Among the people who attended the flower planting and blessing were siblings, relations and friends of at least 12 such babies.
There were tears as memories emerged of mothers left grieving in kitchens as fathers (and brothers) carried the remains of stillborn infants wrapped in shoeboxes up to The Rocky. There was no room for them at the inn of our consecrated graveyards in nearby Aughavale, Kilmeena or Aughagower, or the many other graveyards where ancestors lay in peace.
Catholic Church rules at the time forbade such burials. Unbaptised babies were not welcomed in such graveyards. Regardless, many are still buried there. For some, fear of disrespecting Church laws played a part. For many, at least The Rocky was already a consecrated graveyard, albeit not in regular use, and the area known as The Garden, was known to some locals as a welcome resting place for such souls.
Thankfully, the Catholic Church made reparation in later years with the erection of an Altóir na bPáistí (Children’s Altar) in many consecrated graveyards and other areas in various parishes. The Church has also opened registers to record the deaths of miscarried and stillbirth  babies who died in the womb before coming to full-term. These registers are kept alongside the parish baptism registers. These kindly acts have been a great comfort to grieving families, especially parents.
Fr Tony King, John Coffey, Brian Harte and others erected a granite cross on the top of The Rocky in 1993.
At the recent ceremony, daffodil bulbs were planted with gusto. Holes, twice the depth of the bulb size, were dug out, the bulbs were placed inside and covered over with soil and prayers of thanksgiving. On some level, it was like a welcoming ceremony, as those who seemed to be forgotten, were given a place of honour in our hearts and our town.

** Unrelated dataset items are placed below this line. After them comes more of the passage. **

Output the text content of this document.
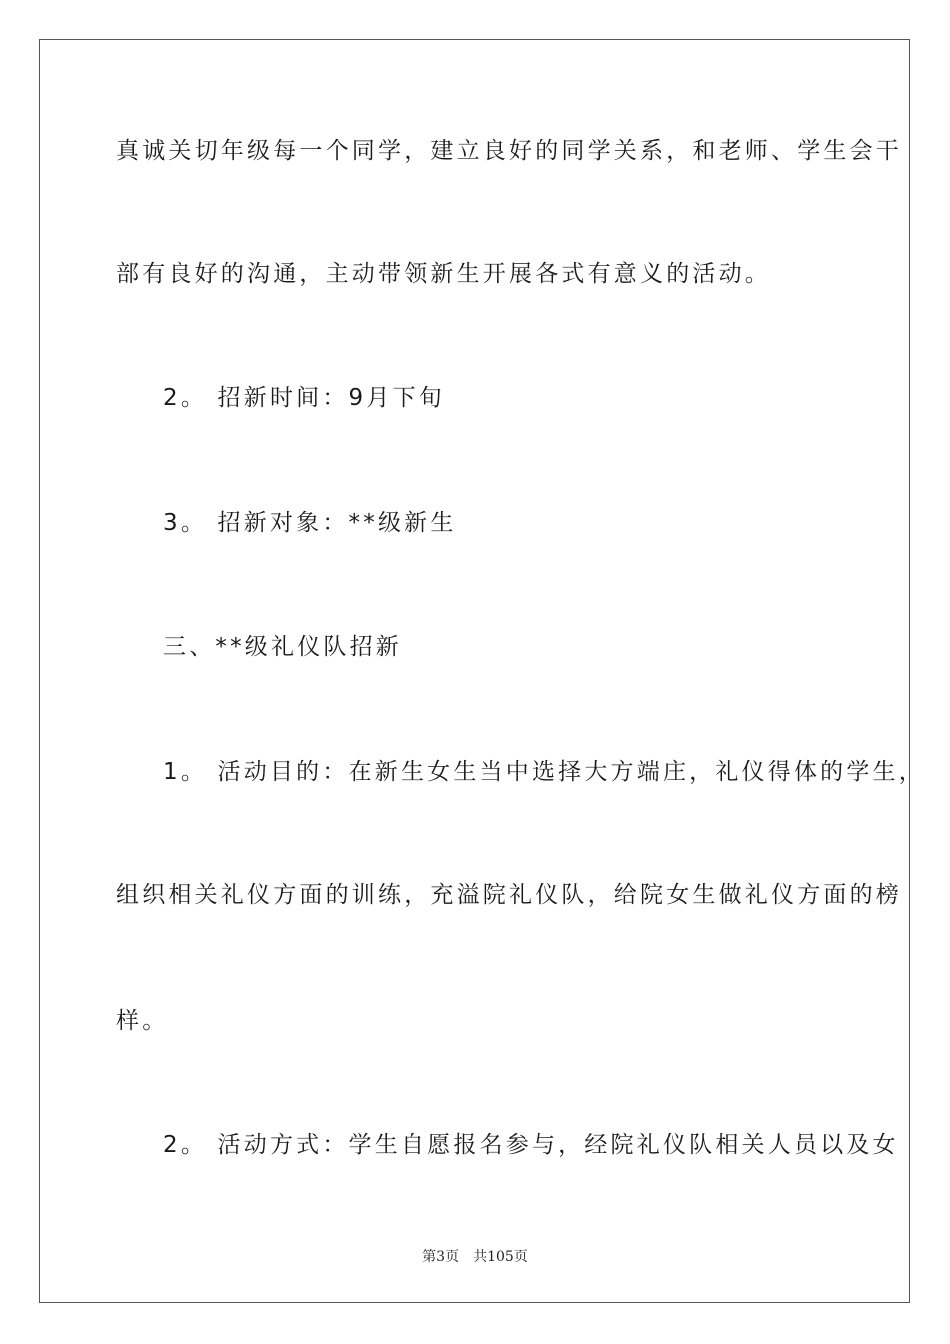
真诚关切年级每一个同学，建立良好的同学关系，和老师、学生会干
部有良好的沟通，主动带领新生开展各式有意义的活动。
2。 招新时间：9月下旬
3。 招新对象：**级新生
三、**级礼仪队招新
1。 活动目的：在新生女生当中选择大方端庄，礼仪得体的学生，
组织相关礼仪方面的训练，充溢院礼仪队，给院女生做礼仪方面的榜
样。
2。 活动方式：学生自愿报名参与，经院礼仪队相关人员以及女
第3页 共105页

An tAthair Micheál Mac Gréil, SJ, led the prayers in Irish. Most of those buried in The Rocky would have used Irish as their first language. “We believe that God is everywhere. We believe our dead are with God. God is here, so are our dead. We are not alone. We are in great company.” Holy Water was sprinkled on the plaque and site, prayers were offered, with Fr Charlie McDonnell concluding with a decade of the Rosary. How wonderful that such Church leaders took the time and effort to be there.
Genie Keating read Paddy Guthrie’s poem ‘Silent Tears’ (“High above The Rocky / A wind caoins for the dead…”), Cllr Brendan Mulroy read a poem by Tim Cunningham, ‘Cillín’, inspired by the recent erection of the plaque, (“…where earth wraps young and old in the same mantle”).
Musical troubadour John Hoban, whose ancestors hail from Carrabawn, sang and played ‘Caoineadh na dTrí Mhuire’ (“An é sin an Maicín a d’iompair mé trí ráithe?”) – a respectful song beautifully sung. Charlie Keating sang ‘Black ’47 – The Covies Lament’, a song written by his brother Brian (“In Black 47 my wife went to heaven, my young lad was taken as well…”).
Proceedings on the day were filmed for posterity and available on Dr Oliver Snr Whyte’s YouTube channel, while Brian Keating’s video Westport Workhouse Cemetery can also be watched on YouTube.).
It was a proud day and a lonesome day but always a worthwhile day. A link to our past has been acknowledged and strengthened. Eventually, a stone will be placed in the area to engrave the names of loved ones for those who wish to do so. The past might have had its share of pain but we can always reclaim love.